One year ago: A dozen towns in northern Italy effectively went into lockdown after the deaths of two people infected with the coronavirus. South Korea reported an eight-fold jump in viral infections, with more than 400 cases mostly linked to a church and a hospital. Bernie Sanders scored a resounding win in Nevada’s presidential caucuses, cementing his status as the Democrats’ front-runner. Self-styled daredevil Mike Hughes, 64, died after a rocket in which he launched himself crashed into the ground near Barstow, California; he had said he wanted to fly to the edge of outer space to see if the world is round.

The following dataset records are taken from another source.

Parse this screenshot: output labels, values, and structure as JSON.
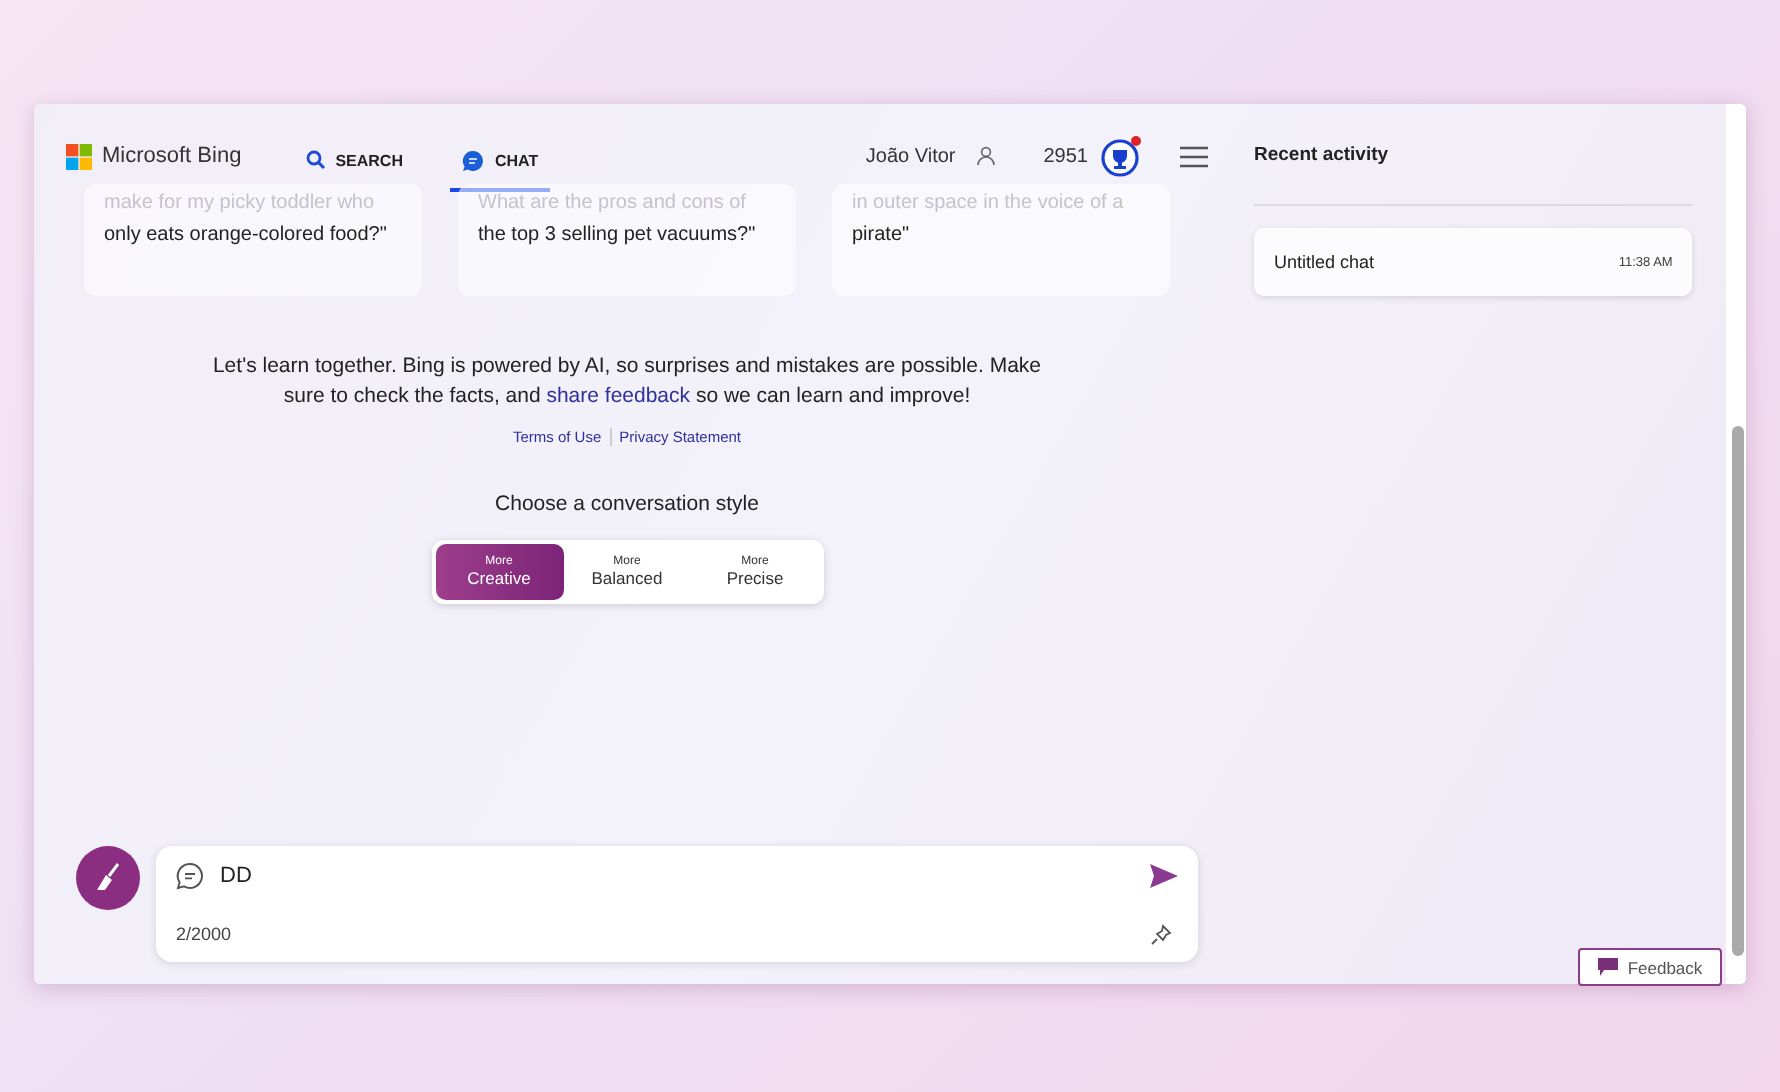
{
  "header": {
    "brand": "Microsoft Bing",
    "tabs": [
      {
        "label": "SEARCH",
        "kind": "search",
        "selected": false
      },
      {
        "label": "CHAT",
        "kind": "chat",
        "selected": true
      }
    ],
    "user_name": "João Vitor",
    "points": "2951",
    "rewards_notification": true
  },
  "prompt_cards": [
    {
      "faded_line": "make for my picky toddler who",
      "text": "only eats orange-colored food?\""
    },
    {
      "faded_line": "What are the pros and cons of",
      "text": "the top 3 selling pet vacuums?\""
    },
    {
      "faded_line": "in outer space in the voice of a",
      "text": "pirate\""
    }
  ],
  "disclaimer": {
    "before": "Let's learn together. Bing is powered by AI, so surprises and mistakes are possible. Make sure to check the facts, and",
    "link": "share feedback",
    "after": "so we can learn and improve!"
  },
  "legal_links": [
    "Terms of Use",
    "Privacy Statement"
  ],
  "style_chooser": {
    "title": "Choose a conversation style",
    "options": [
      {
        "kicker": "More",
        "label": "Creative",
        "selected": true
      },
      {
        "kicker": "More",
        "label": "Balanced",
        "selected": false
      },
      {
        "kicker": "More",
        "label": "Precise",
        "selected": false
      }
    ]
  },
  "composer": {
    "value": "DD",
    "counter": "2/2000"
  },
  "recent_activity": {
    "title": "Recent activity",
    "items": [
      {
        "title": "Untitled chat",
        "time": "11:38 AM"
      }
    ]
  },
  "feedback_button": "Feedback"
}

Barbara Smith, known as “B.” Smith, a top Black model who went on to open restaurants and launch a home products line, died at the age of 70 at her suburban New York home after being diagnosed with Alzheimer’s disease. British boxer Tyson Fury beat Deontay Wilder in their rematch in Las Vegas to win the heavyweight title for a second time.
Today’s Birthdays: Actor Paul Dooley is 93. Actor James Hong is 92. Actor John Ashton is 73. Actor Miou-Miou is 71. Actor Julie Walters is 71. Basketball Hall of Famer Julius Erving is 71. Actor Ellen Greene is 70. Former Sen. Bill Frist, R-Tenn., is 69. Former White House adviser David Axelrod is 66. Actor Kyle MacLachlan is 62. World Golf Hall of Famer Vijay Singh is 58. Actor-comedian Rachel Dratch is 55. Actor Paul Lieberstein is 54. Actor Jeri Ryan is 53. Actor Thomas Jane is 52. TV host Clinton Kelly is 52. Actor Tamara Mello is 51. Actor-singer Lea Salonga (LAY’-uh suh-LONG’-guh) is 50. Actor Jose Solano is 50. International Tennis Hall of Famer Michael Chang is 49. Rock musician Scott Phillips is 48.
Singer James Blunt is 47. Actor Drew Barrymore is 46. Actor Liza Huber is 46. Rock singer Tom Higgenson (Plain White T’s) is 42. Rock musician Joe Hottinger (Halestorm) is 39. Actor Zach Roerig is 36. Actor Daniel E. Smith is 31.